Она признавалась ему в любви, когда понимала его с одного взгляда или слова, когда часами, не отрываясь, слушала его и готова была следовать за ним повсюду и в любое время, она пламенно признавалась ему в любви на сцене, когда они играли, по обыкновению, любовные роли. В этих ролях всегда бывали диалоги с любовными исповедями, встречались и эпизоды, в которых герой по самым разным причинам оставлял свою возлюбленную, и Мона произносила свой текст так прочувствованно, что и сама обливалась слезами, и заставляла плакать публику. Любовь ее к Ивану Шибилеву была известна уже всем, и все гадали, чем она закончится – женитьбой или расставанием. Моне был двадцать один год, по неумолимым сельским понятиям она считалась уже перестарком, однако продолжала отвергать многочисленных претендентов, а Иван ни сам не женился на ней, ни отпускал ее душу на волю. «Собака на сене, сам не ест и другим не дает!» – так осуждали мужики Ивана и принимали сторону Моны. Когда она говорила ему на сцене со слезами на глазах: «Не оставляй меня, я иссохну от тоски по тебе, я наложу на себя руки!», публика вскакивала и кричала Ивану: «Да женись ты на ней, поганец! Что ж ты обманываешь девушку, что ж ты ее мучаешь, накажи тебя господь!» А Моне кричали: «Будет тебе хныкать, гони его поганой метлой и найди себе настоящего мужика!»
Никому и в голову не приходило, что любовь у них – чистая, не оскверненная плотской страстью. Иван, при всем своем необузданном нраве, ни разу не прикоснулся к Моне, кроме как на спектаклях, на глазах у публики. Даже когда они оказывались одни в клубе или вечером на улице, он не позволял себе ничего больше обычного рукопожатия.
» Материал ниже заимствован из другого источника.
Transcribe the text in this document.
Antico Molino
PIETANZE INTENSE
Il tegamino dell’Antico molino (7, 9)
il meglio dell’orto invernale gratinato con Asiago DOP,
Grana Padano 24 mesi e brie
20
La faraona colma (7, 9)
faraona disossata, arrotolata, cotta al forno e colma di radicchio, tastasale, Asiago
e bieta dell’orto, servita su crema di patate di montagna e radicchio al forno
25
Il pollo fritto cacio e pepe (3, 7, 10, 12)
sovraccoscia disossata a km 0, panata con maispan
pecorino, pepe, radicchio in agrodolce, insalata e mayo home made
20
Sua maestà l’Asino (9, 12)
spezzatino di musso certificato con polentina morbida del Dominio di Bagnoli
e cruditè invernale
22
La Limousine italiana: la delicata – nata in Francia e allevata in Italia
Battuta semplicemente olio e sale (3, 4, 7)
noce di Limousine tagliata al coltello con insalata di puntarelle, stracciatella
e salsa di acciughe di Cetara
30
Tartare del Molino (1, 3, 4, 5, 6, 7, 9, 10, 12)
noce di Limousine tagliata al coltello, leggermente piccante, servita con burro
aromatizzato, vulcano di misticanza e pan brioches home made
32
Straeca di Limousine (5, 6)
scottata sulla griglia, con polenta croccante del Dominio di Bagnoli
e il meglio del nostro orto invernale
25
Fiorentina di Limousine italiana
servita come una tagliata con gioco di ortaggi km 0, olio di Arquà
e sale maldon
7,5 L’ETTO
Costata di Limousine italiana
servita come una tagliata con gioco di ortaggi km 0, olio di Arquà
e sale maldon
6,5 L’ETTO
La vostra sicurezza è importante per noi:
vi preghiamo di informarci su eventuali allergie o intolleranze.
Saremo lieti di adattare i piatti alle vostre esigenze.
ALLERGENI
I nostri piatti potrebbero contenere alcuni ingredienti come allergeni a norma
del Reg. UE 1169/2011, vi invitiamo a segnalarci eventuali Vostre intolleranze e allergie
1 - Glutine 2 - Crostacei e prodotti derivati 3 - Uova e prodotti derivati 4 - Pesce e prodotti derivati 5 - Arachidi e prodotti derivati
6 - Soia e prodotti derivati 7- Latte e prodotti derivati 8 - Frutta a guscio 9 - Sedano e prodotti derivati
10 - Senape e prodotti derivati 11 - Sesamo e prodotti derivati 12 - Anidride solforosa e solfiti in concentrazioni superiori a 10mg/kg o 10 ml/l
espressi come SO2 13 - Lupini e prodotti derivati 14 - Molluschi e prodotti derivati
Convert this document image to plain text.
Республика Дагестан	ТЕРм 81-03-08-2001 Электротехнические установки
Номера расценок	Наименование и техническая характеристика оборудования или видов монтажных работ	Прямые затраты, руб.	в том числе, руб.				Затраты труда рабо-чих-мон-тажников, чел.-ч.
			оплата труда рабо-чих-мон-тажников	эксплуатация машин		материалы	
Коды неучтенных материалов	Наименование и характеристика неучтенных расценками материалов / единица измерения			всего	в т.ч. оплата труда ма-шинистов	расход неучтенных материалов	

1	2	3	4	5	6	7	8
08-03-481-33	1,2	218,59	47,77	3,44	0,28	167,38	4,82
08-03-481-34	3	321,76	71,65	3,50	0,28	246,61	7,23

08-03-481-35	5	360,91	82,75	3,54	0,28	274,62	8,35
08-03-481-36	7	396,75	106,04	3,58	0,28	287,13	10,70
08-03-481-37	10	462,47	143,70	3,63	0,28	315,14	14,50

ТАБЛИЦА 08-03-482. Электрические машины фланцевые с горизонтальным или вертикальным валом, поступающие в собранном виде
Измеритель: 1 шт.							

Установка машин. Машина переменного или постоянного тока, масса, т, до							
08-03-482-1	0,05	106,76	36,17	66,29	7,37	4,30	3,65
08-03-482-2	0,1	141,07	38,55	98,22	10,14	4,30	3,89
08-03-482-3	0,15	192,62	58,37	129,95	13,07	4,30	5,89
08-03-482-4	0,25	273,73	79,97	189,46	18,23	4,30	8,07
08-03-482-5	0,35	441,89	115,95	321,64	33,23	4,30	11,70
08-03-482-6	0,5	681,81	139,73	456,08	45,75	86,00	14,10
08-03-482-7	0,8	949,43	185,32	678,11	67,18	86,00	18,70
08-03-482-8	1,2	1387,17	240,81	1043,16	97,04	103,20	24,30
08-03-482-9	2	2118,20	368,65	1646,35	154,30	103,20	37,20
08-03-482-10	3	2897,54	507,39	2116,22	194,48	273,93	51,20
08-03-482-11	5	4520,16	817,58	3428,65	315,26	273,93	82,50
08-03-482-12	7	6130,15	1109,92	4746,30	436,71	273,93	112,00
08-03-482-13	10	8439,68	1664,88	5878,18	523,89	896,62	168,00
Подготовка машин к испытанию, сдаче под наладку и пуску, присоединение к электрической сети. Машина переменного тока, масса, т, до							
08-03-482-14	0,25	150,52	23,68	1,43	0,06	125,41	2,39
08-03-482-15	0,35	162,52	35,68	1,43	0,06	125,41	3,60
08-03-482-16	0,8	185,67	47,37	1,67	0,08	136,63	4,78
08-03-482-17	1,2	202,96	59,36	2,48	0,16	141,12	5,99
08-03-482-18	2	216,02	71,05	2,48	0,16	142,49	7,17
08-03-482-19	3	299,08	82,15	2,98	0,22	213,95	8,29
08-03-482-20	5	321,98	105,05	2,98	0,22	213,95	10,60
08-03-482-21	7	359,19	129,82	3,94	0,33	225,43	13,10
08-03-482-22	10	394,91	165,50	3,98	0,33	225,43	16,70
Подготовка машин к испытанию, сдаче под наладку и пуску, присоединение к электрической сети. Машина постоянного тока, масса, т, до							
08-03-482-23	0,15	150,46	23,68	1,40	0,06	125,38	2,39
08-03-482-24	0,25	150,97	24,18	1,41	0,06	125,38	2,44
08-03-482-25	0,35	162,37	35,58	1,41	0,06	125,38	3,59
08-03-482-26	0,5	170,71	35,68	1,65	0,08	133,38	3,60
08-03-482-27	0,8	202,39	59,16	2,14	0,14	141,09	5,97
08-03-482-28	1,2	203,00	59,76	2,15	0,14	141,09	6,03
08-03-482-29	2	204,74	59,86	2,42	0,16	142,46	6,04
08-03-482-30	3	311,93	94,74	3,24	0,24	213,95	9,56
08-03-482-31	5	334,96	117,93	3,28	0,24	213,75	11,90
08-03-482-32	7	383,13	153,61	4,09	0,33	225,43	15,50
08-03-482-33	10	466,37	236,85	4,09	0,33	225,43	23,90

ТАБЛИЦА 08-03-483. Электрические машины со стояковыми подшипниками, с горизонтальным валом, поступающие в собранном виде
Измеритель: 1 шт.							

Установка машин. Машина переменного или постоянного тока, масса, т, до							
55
По какой такой причине их отношения с Моной оставались платоническими, можно было только гадать, но наиболее правдоподобным нам кажется одно объяснение – он стремился насладиться их чистотой. К вопросу о причинах мы еще вернемся, по теперь нам придется вкратце напомнить об обстоятельствах, которые их породили. Где, однако, прервали мы наш рассказ об Иване Шибилеве? Ах, да, в тот предвечерний час, когда он оказался на вокзале в Плевене и увидел, что Вева не сошла с поезда. На станции Горна Оряховица у поезда была десятиминутная стоянка. Вева дала Ивану два лева и попросила купить ей какой-нибудь еды в станционном буфете. Иван купил две баницы[17]17
Баница – слойка с брынзой.
[Закрыть] и вернулся в вагон. Половина пассажиров в купе переменилась, и Вевы среди них не было. Через минуту поезд тронулся. Иван до Плевена простоял в коридоре с двумя баницами в руке. Из разговоров с Вевой у него сложилось впечатление, что она выросла и потом жила в этом городе, и он, вполне естественно, принялся ее искать. Прежде всего он спросил о ней в театре, и не кого нибудь, а двух рабочих сцены, которые, по его мнению, лучше всех могли знать артистов своего театра. Они ответили, что не знают такой артистки и даже никогда о ней не слышали. Ему показалось, что жизнь его во мгновение ока рассекли на две половины и если первая половина была наполнена хоть какими-то воспоминаниями, радостными и грустными, то в другой, принадлежащей будущему, не было ничего, кроме тоски, бессмыслицы и безысходности. От этой безысходности сердце его обливалось кровью. Он стоял, беспомощно прислонясь к стене у входа в театр, когда кто-то легко, но настойчиво потрепал его по плечу. Он поднял голову и сквозь слезы увидел стоявшую перед ним женщину. Это была Дарина Милева, или, как ее называли на русский манер, Дарья, с которой они уже год были знакомы по Варненскому театру и по летнему турне.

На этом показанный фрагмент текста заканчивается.